Im Zustand der Wahnstimmung ist der Wahninhalt, meist ein Beeinträchtigungswahn, noch nicht definiert. Der Patient kann deshalb für sein Erleben (noch) keinen Grund angeben[1]. Der Patient versucht in der quälenden Ungewissheit deshalb, sich möglichst Klarheit über das, was geschieht, zu verschaffen[4]. Er möchte das Gefühl der Ungewissheit und des Gemachten mit Bedeutung füllen. Hat er ein (wahnhaftes) Konzept seines Erlebens gefunden, ist die Phase der Wahnstimmung überwunden. Sie dauert eher nur kurz; zum Zeitpunkt der psychiatrischen Untersuchung ist sie meist schon vorbei[4]. Tritt die wahnhafte Überzeugung plötzlich auf, handelt es sich um einen Wahneinfall[9].

Ein abruptes Herausbrechen von Wahn ohne vorausgehende Wahnstimmung kommt nicht vor (Huber)[6].

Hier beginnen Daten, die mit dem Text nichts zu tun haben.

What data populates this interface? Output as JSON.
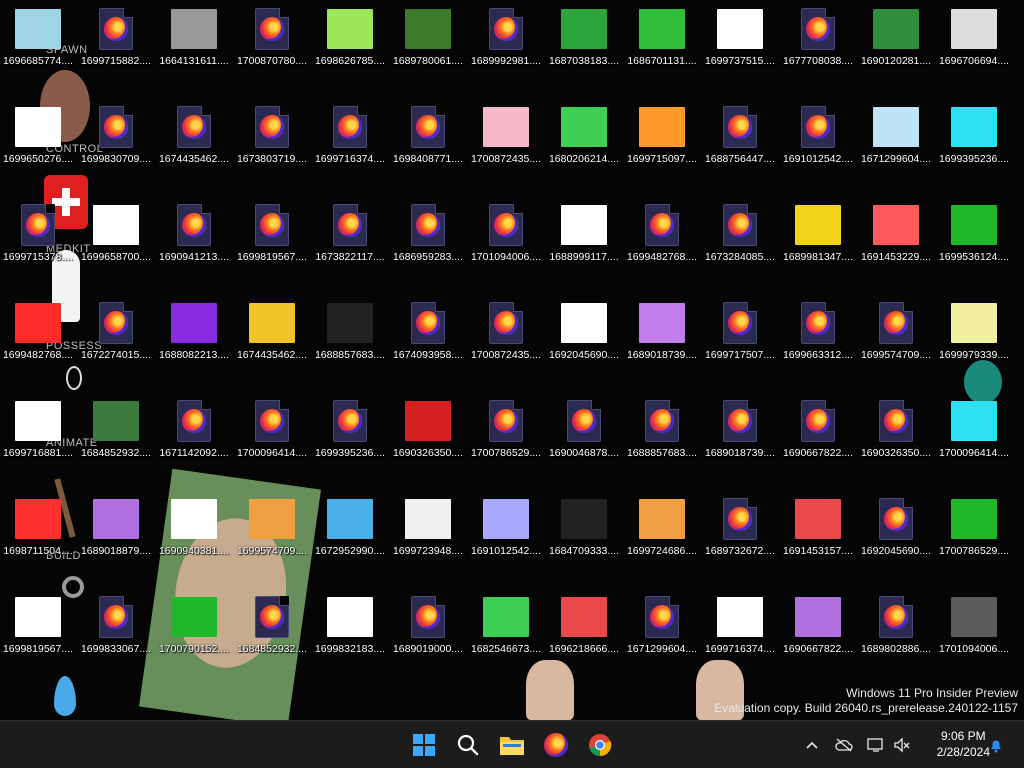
{
  "wallpaper": {
    "labels": [
      "SPAWN",
      "CONTROL",
      "MEDKIT",
      "POSSESS",
      "ANIMATE",
      "BUILD"
    ]
  },
  "colors": {
    "taskbar": "#1c1c1c",
    "desktop": "#050505",
    "accent": "#0a84ff"
  },
  "desktop_icons": [
    [
      {
        "label": "1696685774....",
        "kind": "image",
        "color": "#9fd3e6"
      },
      {
        "label": "1699715882....",
        "kind": "firefox"
      },
      {
        "label": "1664131611....",
        "kind": "image",
        "color": "#9a9a9a"
      },
      {
        "label": "1700870780....",
        "kind": "firefox"
      },
      {
        "label": "1698626785....",
        "kind": "image",
        "color": "#9de85a"
      },
      {
        "label": "1689780061....",
        "kind": "image",
        "color": "#3a7a2a"
      },
      {
        "label": "1689992981....",
        "kind": "firefox"
      },
      {
        "label": "1687038183....",
        "kind": "image",
        "color": "#2aa63a"
      },
      {
        "label": "1686701131....",
        "kind": "image",
        "color": "#2fbf3a"
      },
      {
        "label": "1699737515....",
        "kind": "image",
        "color": "#ffffff"
      },
      {
        "label": "1677708038....",
        "kind": "firefox"
      },
      {
        "label": "1690120281....",
        "kind": "image",
        "color": "#2f8f3a"
      },
      {
        "label": "1696706694....",
        "kind": "image",
        "color": "#dddddd"
      }
    ],
    [
      {
        "label": "1699650276....",
        "kind": "image",
        "color": "#ffffff"
      },
      {
        "label": "1699830709....",
        "kind": "firefox"
      },
      {
        "label": "1674435462....",
        "kind": "firefox"
      },
      {
        "label": "1673803719....",
        "kind": "firefox"
      },
      {
        "label": "1699716374....",
        "kind": "firefox"
      },
      {
        "label": "1698408771....",
        "kind": "firefox"
      },
      {
        "label": "1700872435....",
        "kind": "image",
        "color": "#f4b8c8"
      },
      {
        "label": "1680206214....",
        "kind": "image",
        "color": "#3fcf55"
      },
      {
        "label": "1699715097....",
        "kind": "image",
        "color": "#ff9a2a"
      },
      {
        "label": "1688756447....",
        "kind": "firefox"
      },
      {
        "label": "1691012542....",
        "kind": "firefox"
      },
      {
        "label": "1671299604....",
        "kind": "image",
        "color": "#bde4f7"
      },
      {
        "label": "1699395236....",
        "kind": "image",
        "color": "#2ee0f0"
      }
    ],
    [
      {
        "label": "1699715378....",
        "kind": "firefox"
      },
      {
        "label": "1699658700....",
        "kind": "image",
        "color": "#ffffff"
      },
      {
        "label": "1690941213....",
        "kind": "firefox"
      },
      {
        "label": "1699819567....",
        "kind": "firefox"
      },
      {
        "label": "1673822117....",
        "kind": "firefox"
      },
      {
        "label": "1686959283....",
        "kind": "firefox"
      },
      {
        "label": "1701094006....",
        "kind": "firefox"
      },
      {
        "label": "1688999117....",
        "kind": "image",
        "color": "#ffffff"
      },
      {
        "label": "1699482768....",
        "kind": "firefox"
      },
      {
        "label": "1673284085....",
        "kind": "firefox"
      },
      {
        "label": "1689981347....",
        "kind": "image",
        "color": "#f2d21a"
      },
      {
        "label": "1691453229....",
        "kind": "image",
        "color": "#ff5a5a"
      },
      {
        "label": "1699536124....",
        "kind": "image",
        "color": "#1fb82a"
      }
    ],
    [
      {
        "label": "1699482768....",
        "kind": "image",
        "color": "#ff2a2a"
      },
      {
        "label": "1672274015....",
        "kind": "firefox"
      },
      {
        "label": "1688082213....",
        "kind": "image",
        "color": "#8a2be2"
      },
      {
        "label": "1674435462....",
        "kind": "image",
        "color": "#f2c22a"
      },
      {
        "label": "1688857683....",
        "kind": "image",
        "color": "#222222"
      },
      {
        "label": "1674093958....",
        "kind": "firefox"
      },
      {
        "label": "1700872435....",
        "kind": "firefox"
      },
      {
        "label": "1692045690....",
        "kind": "image",
        "color": "#ffffff"
      },
      {
        "label": "1689018739....",
        "kind": "image",
        "color": "#c27ee8"
      },
      {
        "label": "1699717507....",
        "kind": "firefox"
      },
      {
        "label": "1699663312....",
        "kind": "firefox"
      },
      {
        "label": "1699574709....",
        "kind": "firefox"
      },
      {
        "label": "1699979339....",
        "kind": "image",
        "color": "#f0f0a0"
      }
    ],
    [
      {
        "label": "1699716881....",
        "kind": "image",
        "color": "#ffffff"
      },
      {
        "label": "1684852932....",
        "kind": "image",
        "color": "#3a7a3a"
      },
      {
        "label": "1671142092....",
        "kind": "firefox"
      },
      {
        "label": "1700096414....",
        "kind": "firefox"
      },
      {
        "label": "1699395236....",
        "kind": "firefox"
      },
      {
        "label": "1690326350....",
        "kind": "image",
        "color": "#d42020"
      },
      {
        "label": "1700786529....",
        "kind": "firefox"
      },
      {
        "label": "1690046878....",
        "kind": "firefox"
      },
      {
        "label": "1688857683....",
        "kind": "firefox"
      },
      {
        "label": "1689018739....",
        "kind": "firefox"
      },
      {
        "label": "1690667822....",
        "kind": "firefox"
      },
      {
        "label": "1690326350....",
        "kind": "firefox"
      },
      {
        "label": "1700096414....",
        "kind": "image",
        "color": "#2ee0f0"
      }
    ],
    [
      {
        "label": "1698711504....",
        "kind": "image",
        "color": "#ff3030"
      },
      {
        "label": "1689018879....",
        "kind": "image",
        "color": "#b070e0"
      },
      {
        "label": "1690940381....",
        "kind": "image",
        "color": "#ffffff"
      },
      {
        "label": "1699574709....",
        "kind": "image",
        "color": "#f0a040"
      },
      {
        "label": "1672952990....",
        "kind": "image",
        "color": "#4ab0e8"
      },
      {
        "label": "1699723948....",
        "kind": "image",
        "color": "#f0f0f0"
      },
      {
        "label": "1691012542....",
        "kind": "image",
        "color": "#a8a8ff"
      },
      {
        "label": "1684709333....",
        "kind": "image",
        "color": "#222222"
      },
      {
        "label": "1699724686....",
        "kind": "image",
        "color": "#f0a040"
      },
      {
        "label": "1689732672....",
        "kind": "firefox"
      },
      {
        "label": "1691453157....",
        "kind": "image",
        "color": "#e84a4a"
      },
      {
        "label": "1692045690....",
        "kind": "firefox"
      },
      {
        "label": "1700786529....",
        "kind": "image",
        "color": "#1fb82a"
      }
    ],
    [
      {
        "label": "1699819567....",
        "kind": "image",
        "color": "#ffffff"
      },
      {
        "label": "1699833067....",
        "kind": "firefox"
      },
      {
        "label": "1700790152....",
        "kind": "image",
        "color": "#1fb82a"
      },
      {
        "label": "1684852932....",
        "kind": "firefox"
      },
      {
        "label": "1699832183....",
        "kind": "image",
        "color": "#ffffff"
      },
      {
        "label": "1689019000....",
        "kind": "firefox"
      },
      {
        "label": "1682546673....",
        "kind": "image",
        "color": "#3fcf55"
      },
      {
        "label": "1696218666....",
        "kind": "image",
        "color": "#e84a4a"
      },
      {
        "label": "1671299604....",
        "kind": "firefox"
      },
      {
        "label": "1699716374....",
        "kind": "image",
        "color": "#ffffff"
      },
      {
        "label": "1690667822....",
        "kind": "image",
        "color": "#b070e0"
      },
      {
        "label": "1689802886....",
        "kind": "firefox"
      },
      {
        "label": "1701094006....",
        "kind": "image",
        "color": "#5a5a5a"
      }
    ]
  ],
  "watermark": {
    "line1": "Windows 11 Pro Insider Preview",
    "line2": "Evaluation copy. Build 26040.rs_prerelease.240122-1157"
  },
  "taskbar": {
    "apps": [
      {
        "name": "start-button",
        "icon": "windows-logo-icon"
      },
      {
        "name": "search-button",
        "icon": "search-icon"
      },
      {
        "name": "file-explorer-button",
        "icon": "folder-icon"
      },
      {
        "name": "firefox-button",
        "icon": "firefox-icon"
      },
      {
        "name": "chrome-button",
        "icon": "chrome-icon"
      }
    ],
    "clock": {
      "time": "9:06 PM",
      "date": "2/28/2024"
    }
  }
}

Abgrenzung (Differentialdiagnose)

Bei Derealisation (Entfremdungserleben) wird die Umwelt oder das Zeiterleben als verändert erlebt. Derealisation kann in Wahnstimmung eingebettet sein[1]. Jedoch besteht nicht das Gefühl der ahnungsvollen Unruhe und des Betroffenseins. Bei Ratlosigkeit bestehen ursächlich cognitive Störungen[1].

Literatur

Das AMDP-System (Manual zur Dokumentation des psychischen Befundes), 11. Aufl. 2023, hogrefe ISBN 978-3-8017-3193-9

Einzelnachweise

  1. a b c d e f Rolf-Dieter Stieglitz, Achim Haug: Das AMDP-System. 11. Auflage. hogrefe, Göttingen 2023, ISBN 978-3-8017-3193-9, S. 69–70.
  2. Uwe Henrik Peters: Lexikon Psychiatrie. 7. Auflage. Elsevier, München 2017, ISBN 978-3-437-15063-0, S. 666.
  3. Dieter Ebert: Psychiatrie systematisch. 3. Auflage. Uni-Med, Bremen 1999, ISBN 3-89599-141-4, S. 33.
  4. a b c d Acim Haug: Psychiatrische Untersuchung. 8. Auflage. Springer, Berlin 2017, ISBN 978-3-662-54665-9, S. 57.
  5. Stefan Leucht et al.: Schizophrenien und andere primäre psychotische Störungen. In: Ludger Tebartz van Elst et al. (Hrsg.): Psychiatrie und Psychotherapie. 7. Auflage. Elsevier, München 2024, ISBN 978-3-437-22487-4, S. 320.
  6. a b Gerd Huber: Psychiatrie. 7. Auflage. Schattauer, Stuttgart New York 2005, ISBN 3-7945-2214-1, S. 275.
  7. Karl Jaspers: Allgemeine Psychopathologie. 4. Auflage. Springer, Berlin und Heidelberg 1946, S. 82.
  8. Erdmann Fähndrich, Rolf-Dieter Stieglitz: Leitfaden zur Erfassung des psychopathologischen Befundes. 6. Auflage. hogrefe, Göttingen 2023, ISBN 978-3-8017-3114-4, S. 82.
  9. Christian Scharfetter: Allgemeine Psychopathologie. 8. Auflage. Thieme, Stuttgart New York 2020, ISBN 978-3-13-243843-9, S. 214.